11C: Strong Bitter (AKA Extra Special Bitter/ESB): An average-strength to moderately-strong British bitter ale. The balance may vary between fairly even between malt and hops to somewhat bitter. Drink-ability is a critical component of the style. A rather broad style that allows for considerable interpretation by the brewer.

Though these styles do seem to be popping up more lately at our local breweries, with the growth of big bottle shops in the area, we do have the opportunity to sample some commercial examples that help define this style.

For the Ordinary Bitter sub-category, a sharp eye can find Tetley’s Original Bitter on store shelves from time to time. It even caught my eye once in my neighborhood Publix much to my surprise.

Fuller’s London Pride and Timothy Taylor Landlord are commercial examples of the Best Bitter sub-category that have been spotted off and on at bigger liquor stores and bottle shops, and both have been spotted on tap at Walt Disney World and Universal Studios.

For the Strong Bitter sub-category, the BJCP Guideline suggests Bass Ale and Samuel Smith’s Organic Pale Ale, both brands of imported beer often found in our area.

And last, but not least, the namesake of the unofficial ESB style category, Fuller’s ESB, is possibly the easiest to find of all the examples.

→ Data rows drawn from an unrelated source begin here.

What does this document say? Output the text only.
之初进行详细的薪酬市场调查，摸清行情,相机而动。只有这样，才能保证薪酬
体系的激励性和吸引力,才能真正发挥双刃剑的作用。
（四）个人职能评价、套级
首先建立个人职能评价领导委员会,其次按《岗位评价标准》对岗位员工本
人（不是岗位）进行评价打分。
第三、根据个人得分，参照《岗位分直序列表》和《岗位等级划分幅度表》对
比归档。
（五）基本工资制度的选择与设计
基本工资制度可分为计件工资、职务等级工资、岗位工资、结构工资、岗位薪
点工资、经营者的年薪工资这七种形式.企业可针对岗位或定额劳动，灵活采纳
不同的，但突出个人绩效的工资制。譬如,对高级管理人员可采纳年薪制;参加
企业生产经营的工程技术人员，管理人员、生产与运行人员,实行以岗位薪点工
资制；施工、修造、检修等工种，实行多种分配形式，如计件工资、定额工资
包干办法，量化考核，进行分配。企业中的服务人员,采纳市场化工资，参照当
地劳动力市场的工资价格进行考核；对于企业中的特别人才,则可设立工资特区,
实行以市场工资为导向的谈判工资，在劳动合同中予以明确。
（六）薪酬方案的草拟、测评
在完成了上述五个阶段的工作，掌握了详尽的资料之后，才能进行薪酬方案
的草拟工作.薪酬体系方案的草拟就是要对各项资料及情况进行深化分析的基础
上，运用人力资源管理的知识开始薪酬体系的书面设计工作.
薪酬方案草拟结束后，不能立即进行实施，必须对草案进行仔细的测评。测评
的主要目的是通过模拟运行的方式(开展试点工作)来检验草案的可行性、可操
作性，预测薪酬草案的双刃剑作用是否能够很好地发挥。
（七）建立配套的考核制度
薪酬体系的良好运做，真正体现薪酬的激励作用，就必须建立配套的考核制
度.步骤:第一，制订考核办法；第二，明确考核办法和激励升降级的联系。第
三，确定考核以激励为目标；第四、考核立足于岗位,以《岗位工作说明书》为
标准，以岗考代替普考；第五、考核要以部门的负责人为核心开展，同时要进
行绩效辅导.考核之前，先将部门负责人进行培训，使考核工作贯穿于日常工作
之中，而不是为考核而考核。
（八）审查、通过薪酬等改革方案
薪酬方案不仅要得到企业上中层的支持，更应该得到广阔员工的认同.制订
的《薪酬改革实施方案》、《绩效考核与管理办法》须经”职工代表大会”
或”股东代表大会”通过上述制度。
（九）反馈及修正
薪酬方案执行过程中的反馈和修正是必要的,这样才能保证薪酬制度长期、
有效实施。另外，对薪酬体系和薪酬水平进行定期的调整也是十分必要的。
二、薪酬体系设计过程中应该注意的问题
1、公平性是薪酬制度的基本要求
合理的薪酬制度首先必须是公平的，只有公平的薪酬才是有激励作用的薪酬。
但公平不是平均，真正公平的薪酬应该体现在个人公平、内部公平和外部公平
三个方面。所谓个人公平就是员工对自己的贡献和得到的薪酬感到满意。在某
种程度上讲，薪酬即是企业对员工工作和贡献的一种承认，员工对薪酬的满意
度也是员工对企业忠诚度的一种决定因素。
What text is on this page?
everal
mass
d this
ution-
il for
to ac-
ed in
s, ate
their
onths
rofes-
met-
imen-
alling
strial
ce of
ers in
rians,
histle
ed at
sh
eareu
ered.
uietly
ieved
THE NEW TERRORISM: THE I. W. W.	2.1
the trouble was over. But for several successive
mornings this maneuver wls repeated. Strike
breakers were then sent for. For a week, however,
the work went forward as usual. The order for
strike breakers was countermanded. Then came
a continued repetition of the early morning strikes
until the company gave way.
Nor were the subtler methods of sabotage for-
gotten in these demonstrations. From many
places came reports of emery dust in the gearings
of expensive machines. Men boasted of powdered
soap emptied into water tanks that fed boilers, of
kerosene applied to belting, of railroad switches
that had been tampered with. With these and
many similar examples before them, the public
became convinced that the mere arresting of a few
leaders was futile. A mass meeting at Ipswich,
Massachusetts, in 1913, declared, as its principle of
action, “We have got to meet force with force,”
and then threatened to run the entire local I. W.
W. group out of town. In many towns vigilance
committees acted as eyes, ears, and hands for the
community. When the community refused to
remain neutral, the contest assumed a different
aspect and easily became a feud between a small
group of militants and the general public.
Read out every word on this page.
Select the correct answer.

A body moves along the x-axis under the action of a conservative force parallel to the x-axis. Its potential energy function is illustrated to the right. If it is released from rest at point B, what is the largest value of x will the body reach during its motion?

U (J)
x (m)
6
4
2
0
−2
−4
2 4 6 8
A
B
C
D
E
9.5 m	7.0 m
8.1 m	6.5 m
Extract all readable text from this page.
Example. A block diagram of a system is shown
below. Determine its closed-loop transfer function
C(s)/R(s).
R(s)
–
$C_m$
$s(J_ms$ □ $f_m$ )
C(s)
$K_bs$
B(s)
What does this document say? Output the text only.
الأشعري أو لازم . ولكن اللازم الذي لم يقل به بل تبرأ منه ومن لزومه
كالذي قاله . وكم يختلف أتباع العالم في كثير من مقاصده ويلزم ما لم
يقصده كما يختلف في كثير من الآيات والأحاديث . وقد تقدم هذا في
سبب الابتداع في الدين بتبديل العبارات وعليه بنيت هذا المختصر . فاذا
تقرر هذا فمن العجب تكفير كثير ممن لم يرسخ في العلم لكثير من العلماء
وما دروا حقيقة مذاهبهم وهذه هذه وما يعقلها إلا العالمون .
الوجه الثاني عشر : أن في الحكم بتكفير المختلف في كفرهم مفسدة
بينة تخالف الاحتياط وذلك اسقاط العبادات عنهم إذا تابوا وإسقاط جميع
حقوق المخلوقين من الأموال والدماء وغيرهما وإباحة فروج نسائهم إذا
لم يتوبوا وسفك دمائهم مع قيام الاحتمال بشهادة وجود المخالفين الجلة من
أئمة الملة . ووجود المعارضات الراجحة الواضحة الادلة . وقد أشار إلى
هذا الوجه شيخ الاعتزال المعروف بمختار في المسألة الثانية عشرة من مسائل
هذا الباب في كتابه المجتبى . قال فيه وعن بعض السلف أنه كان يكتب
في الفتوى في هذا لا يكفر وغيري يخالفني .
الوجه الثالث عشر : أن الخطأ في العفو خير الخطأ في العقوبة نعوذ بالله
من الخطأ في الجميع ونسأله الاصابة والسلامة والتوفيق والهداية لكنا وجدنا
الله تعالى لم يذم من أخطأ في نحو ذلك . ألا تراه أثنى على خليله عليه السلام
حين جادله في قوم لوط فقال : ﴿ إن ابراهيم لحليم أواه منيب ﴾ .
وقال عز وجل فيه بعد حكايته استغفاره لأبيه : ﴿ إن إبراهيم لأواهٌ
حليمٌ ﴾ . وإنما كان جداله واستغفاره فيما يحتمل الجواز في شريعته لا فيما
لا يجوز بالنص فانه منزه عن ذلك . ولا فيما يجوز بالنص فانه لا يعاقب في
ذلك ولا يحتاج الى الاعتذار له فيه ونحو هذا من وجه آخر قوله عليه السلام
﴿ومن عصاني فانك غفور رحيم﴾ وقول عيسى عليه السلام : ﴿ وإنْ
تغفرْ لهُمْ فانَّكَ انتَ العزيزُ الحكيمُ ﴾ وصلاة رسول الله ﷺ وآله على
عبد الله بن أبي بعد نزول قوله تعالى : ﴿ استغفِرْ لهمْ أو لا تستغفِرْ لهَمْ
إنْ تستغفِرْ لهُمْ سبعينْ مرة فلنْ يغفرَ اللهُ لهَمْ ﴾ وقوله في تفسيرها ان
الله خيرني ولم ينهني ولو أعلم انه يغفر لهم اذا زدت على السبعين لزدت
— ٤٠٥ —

And of course, the best way to really know the ins and outs of a style is to brew your own and perfect it to your palate.

A good place to start is with Craft Beer & Brewing’s “Make Your Best” series. They have a sample recipe for each substyle:

Ordinary Bitter
Best Bitter
Special Bitter

And there are many other resources and recipes online and walk-through videos on YouTube for these styles.

Bitter a fantastic style that I enjoy drinking as much as I enjoy brewing. If it’s something that’s not quiet made it into your rotation for either, I highly recommend looking in the style further. I think it’s one that you may find a favorite all around.